The Obama phenomenon is a hoax carefully crafted by the captains of the New World Order. He is being pushed as savior in an attempt to con the American people into accepting global slavery.


Last night I watched some of it with this blog post in mind and a critical eye at the ready. My thoughts congealed around the idea that power for 99% of the population is as distant as the moon. Conspiracy (and I will explain what I mean by that) is one way of bringing the conception of power closer to the mundaneness of daily life. To explain how I came to this idea I go back to the Goombungee school bus in the hot summer of 1983. The Australian government had just changed and after 8 years of centre-right leadership the adults who could had just voted in a Labour government led by Robert (Bob) Hawke, then holder of the beer sculling world record, a yard glass - approximately 3 imperial pints or 1.7 litres - in eleven seconds.

On my school bus sat several teenagers from religious families. I remember one of these kids speaking at length about Hawke "being pushed as savior in an attempt to con the American Australian people into accepting global slavery" involving a world bank and Zionist plots. There was even a prophecy from Nostradamus involved in his explanation (something about "a man with the name of a wild bird in a land yet undiscovered coming to power"). We on the Goombungee bus looked out over the eucalyptus scrub and dry fields and felt somehow involved in the functions of power by being privy to this 'truth'. The machinery of power may have been impossibly distant from us there in that hot tin box on wheels, but we understood something that perhaps others did not. There was a conspiracy at work and we had come into contact with it through narrative.

Later in my life, in 1994 I attended a lecture at Sydney University by Noam Chomsky (who no doubt is part of the same conspiracy as Bob Hawke but we on the Goombungee bus did not get much exposure to the anarchist linguist so he was never in the story). I remember Chomsky touched on the idea of conspiracy theories in his presentation. He said that conspiracy theories are dependent on distance; if it is an enemy state it is not a conspiracy, it is intelligence (think Weapons of Mass Destruction in Iraq, the famine that has been going on in North Korea for a decade and so on). If the theory under consideration is closer to 'home' and involves one's own government then we are talking conspiracy.

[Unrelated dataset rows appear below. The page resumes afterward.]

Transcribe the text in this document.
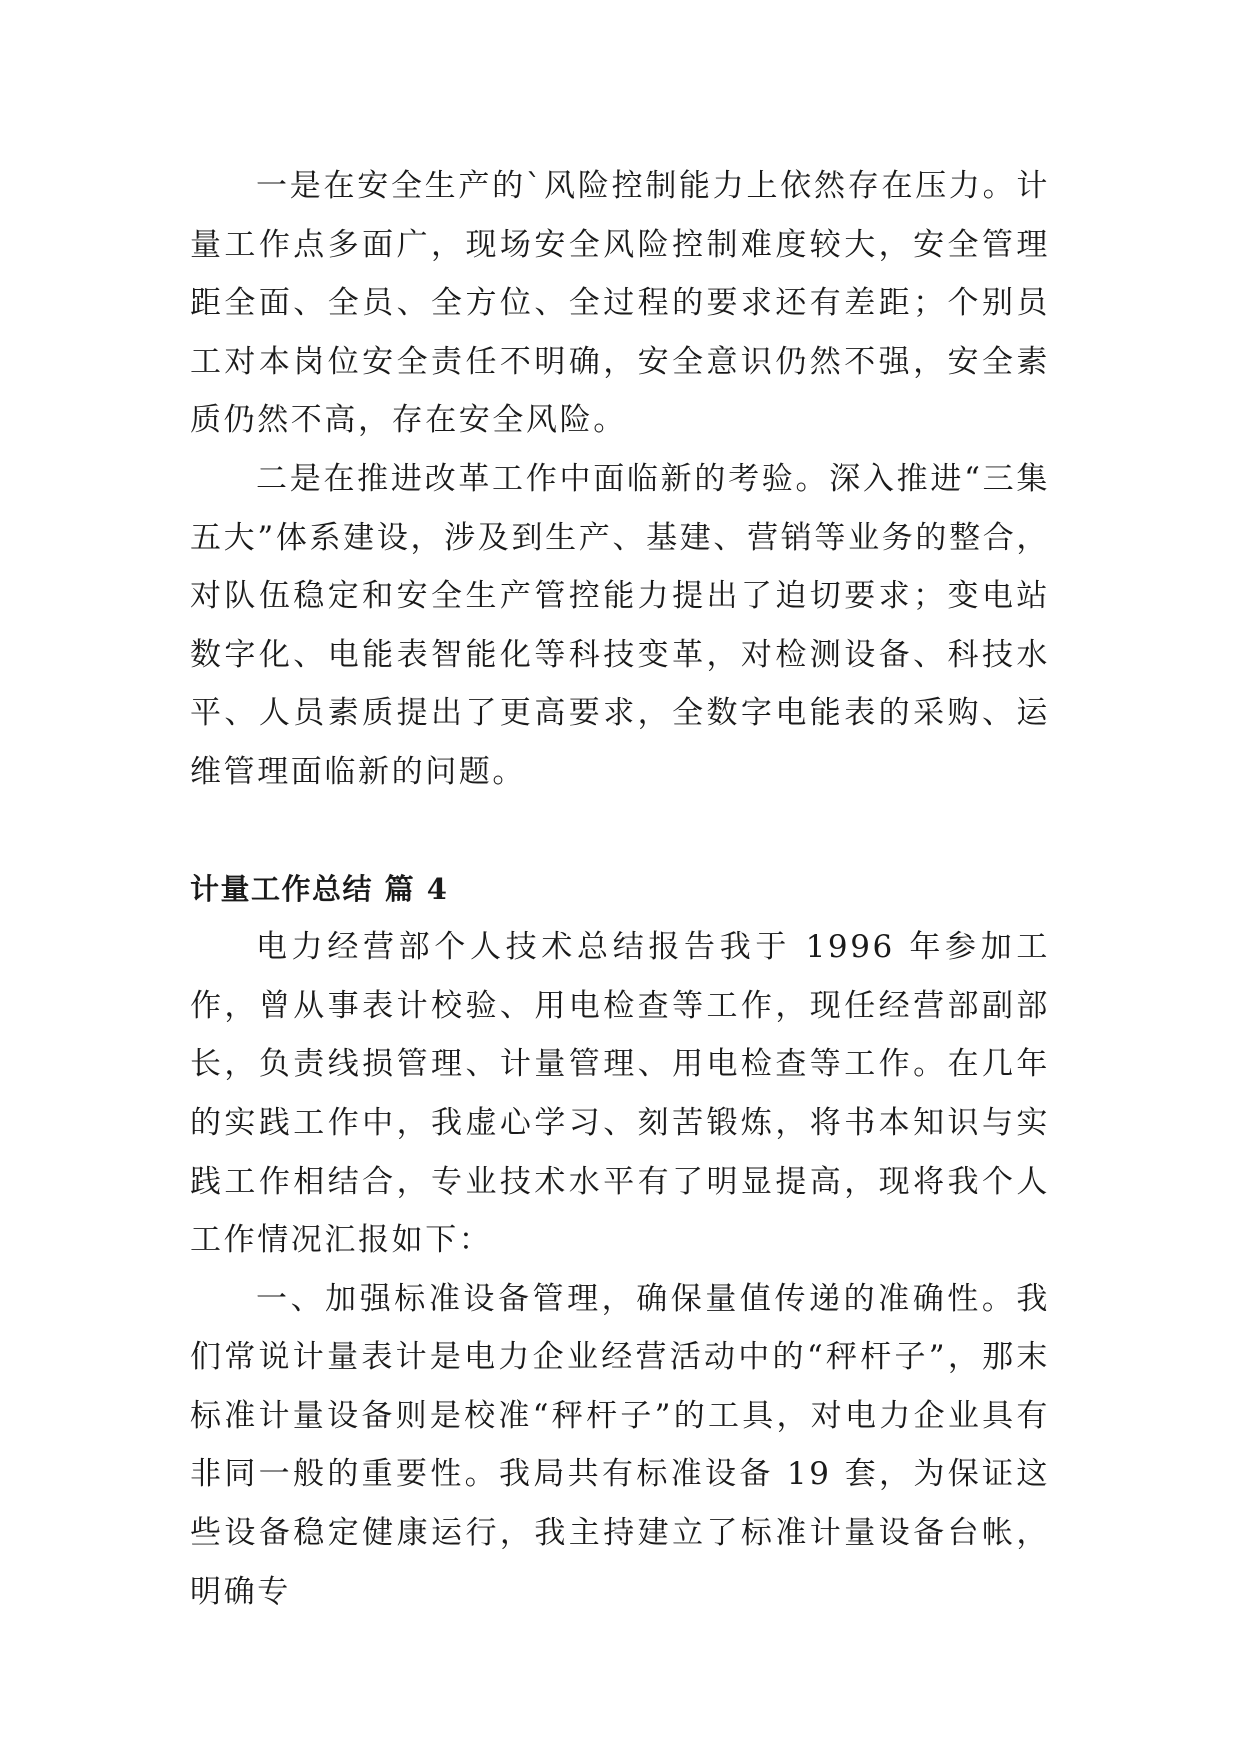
一是在安全生产的`风险控制能力上依然存在压力。计量工作点多面广，现场安全风险控制难度较大，安全管理距全面、全员、全方位、全过程的要求还有差距；个别员工对本岗位安全责任不明确，安全意识仍然不强，安全素质仍然不高，存在安全风险。

二是在推进改革工作中面临新的考验。深入推进“三集五大”体系建设，涉及到生产、基建、营销等业务的整合，对队伍稳定和安全生产管控能力提出了迫切要求；变电站数字化、电能表智能化等科技变革，对检测设备、科技水平、人员素质提出了更高要求，全数字电能表的采购、运维管理面临新的问题。

计量工作总结 篇 4

电力经营部个人技术总结报告我于 1996 年参加工作，曾从事表计校验、用电检查等工作，现任经营部副部长，负责线损管理、计量管理、用电检查等工作。在几年的实践工作中，我虚心学习、刻苦锻炼，将书本知识与实践工作相结合，专业技术水平有了明显提高，现将我个人工作情况汇报如下：

一、加强标准设备管理，确保量值传递的准确性。我们常说计量表计是电力企业经营活动中的“秤杆子”，那末标准计量设备则是校准“秤杆子”的工具，对电力企业具有非同一般的重要性。我局共有标准设备 19 套，为保证这些设备稳定健康运行，我主持建立了标准计量设备台帐，明确专
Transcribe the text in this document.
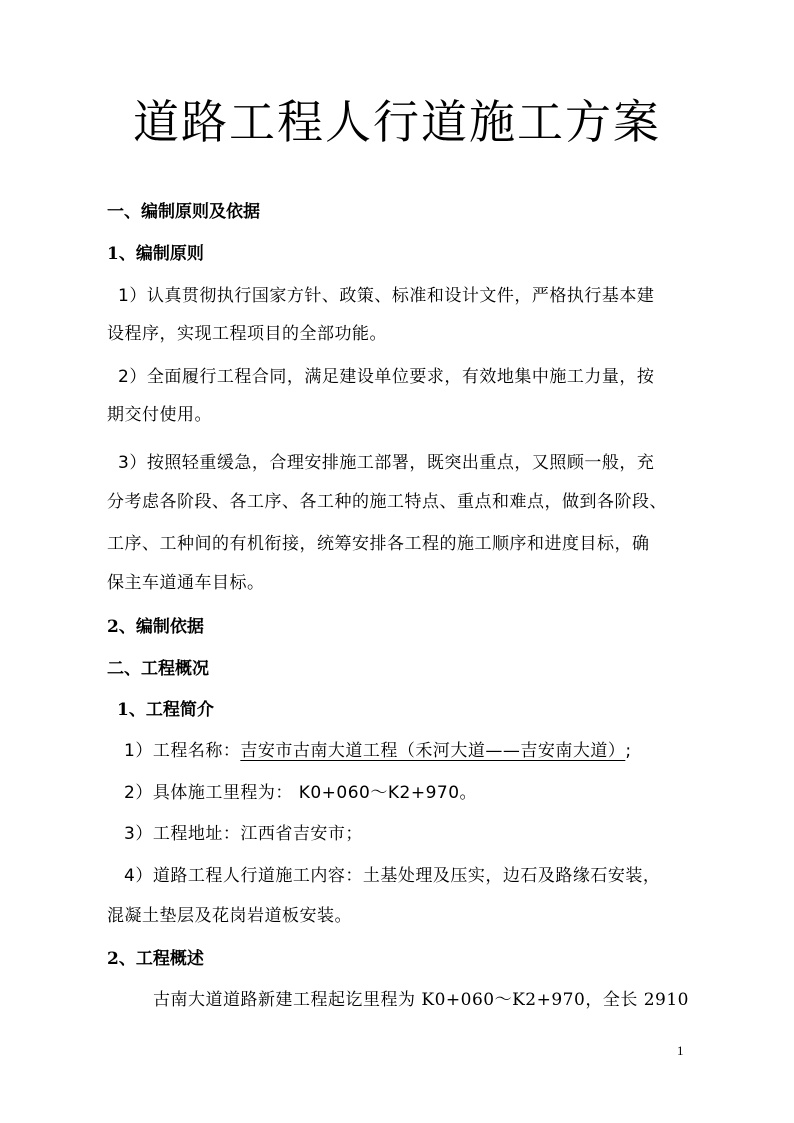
道路工程人行道施工方案

一、编制原则及依据

1、编制原则

1）认真贯彻执行国家方针、政策、标准和设计文件，严格执行基本建

设程序，实现工程项目的全部功能。

2）全面履行工程合同，满足建设单位要求，有效地集中施工力量，按

期交付使用。

3）按照轻重缓急，合理安排施工部署，既突出重点，又照顾一般，充

分考虑各阶段、各工序、各工种的施工特点、重点和难点，做到各阶段、

工序、工种间的有机衔接，统筹安排各工程的施工顺序和进度目标，确

保主车道通车目标。

2、编制依据

二、工程概况

1、工程简介

1）工程名称：吉安市古南大道工程（禾河大道——吉安南大道）;

2）具体施工里程为： K0+060～K2+970。

3）工程地址：江西省吉安市；

4）道路工程人行道施工内容：土基处理及压实，边石及路缘石安装，

混凝土垫层及花岗岩道板安装。

2、工程概述

古南大道道路新建工程起讫里程为 K0+060～K2+970，全长 2910

1
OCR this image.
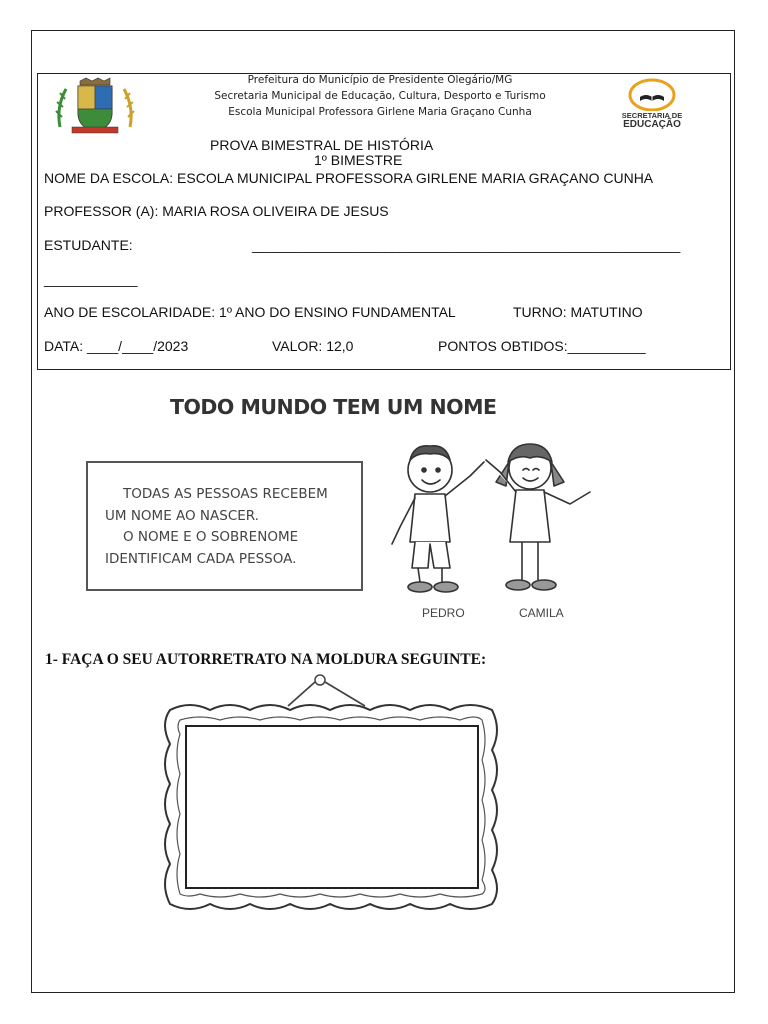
Prefeitura do Município de Presidente Olegário/MG
Secretaria Municipal de Educação, Cultura, Desporto e Turismo
Escola Municipal Professora Girlene Maria Graçano Cunha	SECRETARIA DE
EDUCAÇÃO
PROVA BIMESTRAL DE HISTÓRIA
1º BIMESTRE
NOME DA ESCOLA: ESCOLA MUNICIPAL PROFESSORA GIRLENE MARIA GRAÇANO CUNHA
PROFESSOR (A): MARIA ROSA OLIVEIRA DE JESUS
ESTUDANTE:	_______________________________________________________
____________
ANO DE ESCOLARIDADE: 1º ANO DO ENSINO FUNDAMENTAL	TURNO: MATUTINO
DATA: ____/____/2023	VALOR: 12,0	PONTOS OBTIDOS:__________
TODO MUNDO TEM UM NOME
TODAS AS PESSOAS RECEBEM
UM NOME AO NASCER.
O NOME E O SOBRENOME
IDENTIFICAM CADA PESSOA.
PEDRO	CAMILA
1- FAÇA O SEU AUTORRETRATO NA MOLDURA SEGUINTE:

In the decade and a half since I saw Chomsky speak, power has drifted even further away from the masses in many lands. With jobs moving to the new industrial economies of the East and governments moving upwards into a level of global blocs (NAFTA, EU, ASEAN and so on) the average citizen can be forgiven for feeling there is more to the story of government than what they are being told. The concept of politic agency at the individual level is not strong and healthy at the moment in many nations. It is here that the conspiracy enters into the fabric of political narrative. Conspiracy, such as The Obama Deception brings power closer to people via narrative and thereby provides a sense of mythic agency in relation to politics.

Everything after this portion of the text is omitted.